Historians have often examined the tempestuous relationship between Germany and the Soviet Union.[1] The broad outlines of the story are well known. They alternate between amity and enmity. Long before Germany had become a “nation,” the region exerted a powerful cultural influence on Russia. Russia, Prussia, and the Austrian Empire battled over the “bloodlands” between them in the 18th Century. Otto von Bismarck, the Chancellor of a united Germany, built his foreign policy on managing the conflict between Russia and the Austrian Empire to avoid war. After his fall from power in 1890, German leaders succumbed to the “spell of power.” Their plan for war, the Schlieffen Plan, aimed to destroy Russia and France as major European powers. German war aims against Russia in the First World War culminated in the 1918 Treaty of Brest-Litovsk, which largely accomplished the pre-war ambitions. These gains were lost when the Western powers defeated Germany on the battlefield later in the year. The Allies imposed a harsh, if just, peace on Germany. It became an outcast, whose chief visible aim lay in restoring respectability. Meanwhile, the Bolshevik seizure of power, their abandonment of their allies in the separate peace at Brest-Litovsk, their repudiation of pre-war debts, and their attempts to export revolution to other countries made the Soviet Union a pariah country.
The two outcasts found a community of interest in evading international restrictions in order to revive their power. From 1922 to 1932, the German military and the Soviets cooperated on weapons development and military training. The democratic Weimar Republic chose not to know about this relationship. Initially, the German aims were short-term. Many military leaders fantasized that it would be possible to renew the lost war within a few years.[2] To this end, they encouraged right-wing paramilitary groups like the Nazis.
The renewed war in the West did not come, but—in the crisis of the Depression—the Nazis arrived in power. Adolf Hitler, the anti-Soviet German dictator, ruptured relations with the Soviet Union. Increasingly, the two countries became at daggers drawn. In 1935, the Soviet Union formed an alliance with France; in 1936 Germany formed the Anti-Comintern Pact with Italy and Japan; from 1936 through 1938, Germany and the Soviet Union waged a proxy war in Spain. Some Westerners hoped for a deeper engagement with the Soviet Union against Nazi Germany. Others hoped that Hitler’s ferocious hostility to the Soviet Union would lead him into a bloody war of exhaustion in the East that would remove the need for the West to fight.

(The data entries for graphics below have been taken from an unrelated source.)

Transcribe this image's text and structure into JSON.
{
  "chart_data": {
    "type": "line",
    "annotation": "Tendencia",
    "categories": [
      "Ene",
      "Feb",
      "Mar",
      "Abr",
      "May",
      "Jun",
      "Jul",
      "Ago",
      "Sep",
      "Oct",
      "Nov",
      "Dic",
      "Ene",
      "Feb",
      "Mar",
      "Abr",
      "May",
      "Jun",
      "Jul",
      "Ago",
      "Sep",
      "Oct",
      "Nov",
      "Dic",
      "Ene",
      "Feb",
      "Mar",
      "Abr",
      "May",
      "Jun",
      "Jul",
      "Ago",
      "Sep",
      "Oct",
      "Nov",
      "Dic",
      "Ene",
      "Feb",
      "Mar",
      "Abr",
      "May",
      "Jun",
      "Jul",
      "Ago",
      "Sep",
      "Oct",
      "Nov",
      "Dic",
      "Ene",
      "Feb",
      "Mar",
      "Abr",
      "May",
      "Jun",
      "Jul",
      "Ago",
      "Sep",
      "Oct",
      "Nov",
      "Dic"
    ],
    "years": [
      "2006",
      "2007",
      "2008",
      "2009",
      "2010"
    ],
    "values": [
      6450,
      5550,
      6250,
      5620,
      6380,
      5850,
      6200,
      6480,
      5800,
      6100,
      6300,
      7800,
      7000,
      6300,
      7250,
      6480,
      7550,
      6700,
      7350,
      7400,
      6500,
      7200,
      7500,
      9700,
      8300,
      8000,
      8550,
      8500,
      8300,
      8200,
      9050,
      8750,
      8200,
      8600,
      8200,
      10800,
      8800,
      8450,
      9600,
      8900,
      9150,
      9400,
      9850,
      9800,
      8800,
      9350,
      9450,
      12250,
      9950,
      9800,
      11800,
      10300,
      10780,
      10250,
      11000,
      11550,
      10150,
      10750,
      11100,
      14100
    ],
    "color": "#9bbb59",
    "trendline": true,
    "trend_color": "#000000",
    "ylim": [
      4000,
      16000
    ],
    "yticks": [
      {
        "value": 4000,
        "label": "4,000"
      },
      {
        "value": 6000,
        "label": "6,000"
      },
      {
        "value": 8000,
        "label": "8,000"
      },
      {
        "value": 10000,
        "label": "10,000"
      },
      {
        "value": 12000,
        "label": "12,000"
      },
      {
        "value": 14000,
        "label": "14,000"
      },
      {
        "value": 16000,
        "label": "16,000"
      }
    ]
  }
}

Suddenly, in August 1939, Germany and the Soviet Union signed a treaty that left them free to carve up Eastern Europe. Hitler later chose to attack Western Europe and then, in June 1941, the Soviet Union. Even in 1941, many Germans regretted this rejection of Russia.
[1] John W. Wheeler-Bennett, Brest-Litovsk: The Forgotten Peace, March 1918 (1938), and “Twenty Years of Russo-German Relations: 1919-1939” Foreign Affairs Vol. 25, #1, pp. 23-43; Hans W. Gatzke, “Russo-German military collaboration during the Weimar Republic,” American Historical Review, Vol. 63, #3 (1958), pp. 565-597; Walter Laqueur, Russia and Germany (1965); Gerhard Weinberg, Germany and the Soviet Union 1939-1941 (1972); Barbara Jelavich, St. Petersburg and Moscow: tsarist and Soviet foreign policy, 1814-1974 (1974); Harvey L. Dyck, Weimar Germany and Soviet Russia, 1926-1944 (1984); Geoffrey Roberts, The Soviet Union and the Origins of the Second World War: Russo-German Relations and the Road to War, 1933-41 (1995); Aleksandr M. Nekrich, Pariahs, partners, predators: German-Soviet relations, 1922-1941 (1997); Ian Johnson, Faustian Bargain: The Soviet-German Partnership and the Origins of the Second World War (2015).
[2] From 1890 to 1945 Germany’s leaders repeatedly failed to adjust aspirations to resources. Disasters followed.